There were 1,253 households, out of which 29.4% had children under the age of 18 living with them, 48.4% were married couples living together, 13.6% had a female householder with no husband present, and 31.4% were non-families. 25.5% of all households were made up of individuals, and 9.8% had someone living alone who was 65 years of age or older. The average household size was 2.58 and the average family size was 3.10.

In the CDP, the population was spread out, with 26.3% under the age of 18, 8.7% from 18 to 24, 28.3% from 25 to 44, 23.1% from 45 to 64, and 13.6% who were 65 years of age or older. The median age was 36 years. For every 100 females, there were 97.9 males.
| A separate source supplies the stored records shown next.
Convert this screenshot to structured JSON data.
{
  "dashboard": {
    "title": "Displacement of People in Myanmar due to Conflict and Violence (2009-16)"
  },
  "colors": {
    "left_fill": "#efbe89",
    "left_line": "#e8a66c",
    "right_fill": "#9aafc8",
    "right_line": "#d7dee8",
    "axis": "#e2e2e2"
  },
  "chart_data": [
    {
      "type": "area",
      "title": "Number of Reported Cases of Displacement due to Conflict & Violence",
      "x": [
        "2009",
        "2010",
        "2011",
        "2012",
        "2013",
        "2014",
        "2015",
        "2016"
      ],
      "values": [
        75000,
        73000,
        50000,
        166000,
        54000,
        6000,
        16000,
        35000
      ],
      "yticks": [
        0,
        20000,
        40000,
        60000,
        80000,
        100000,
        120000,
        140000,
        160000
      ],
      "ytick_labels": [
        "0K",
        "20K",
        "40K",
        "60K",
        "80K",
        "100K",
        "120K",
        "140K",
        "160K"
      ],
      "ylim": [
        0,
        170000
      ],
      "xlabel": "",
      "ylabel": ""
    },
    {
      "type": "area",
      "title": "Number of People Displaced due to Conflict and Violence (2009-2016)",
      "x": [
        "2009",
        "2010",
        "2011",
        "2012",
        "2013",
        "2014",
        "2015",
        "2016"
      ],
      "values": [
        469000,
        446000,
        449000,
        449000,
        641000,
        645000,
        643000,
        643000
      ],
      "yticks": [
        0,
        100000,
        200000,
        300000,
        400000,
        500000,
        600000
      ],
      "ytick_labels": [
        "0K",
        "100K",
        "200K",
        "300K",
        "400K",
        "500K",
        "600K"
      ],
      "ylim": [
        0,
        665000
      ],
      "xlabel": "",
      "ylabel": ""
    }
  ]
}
For every 100 females age 18 and over, there were 96.7 males.

The median income for a household in the CDP was $28,779, and the median income for a family was $31,573. Males had a median income of $27,484 versus $22,400 for females. The per capita income for the CDP was $16,325. About 11.1% of families and 11.7% of the population were below the poverty line, including 11.1% of those under age 18 and 10.3% of those age 65 or over.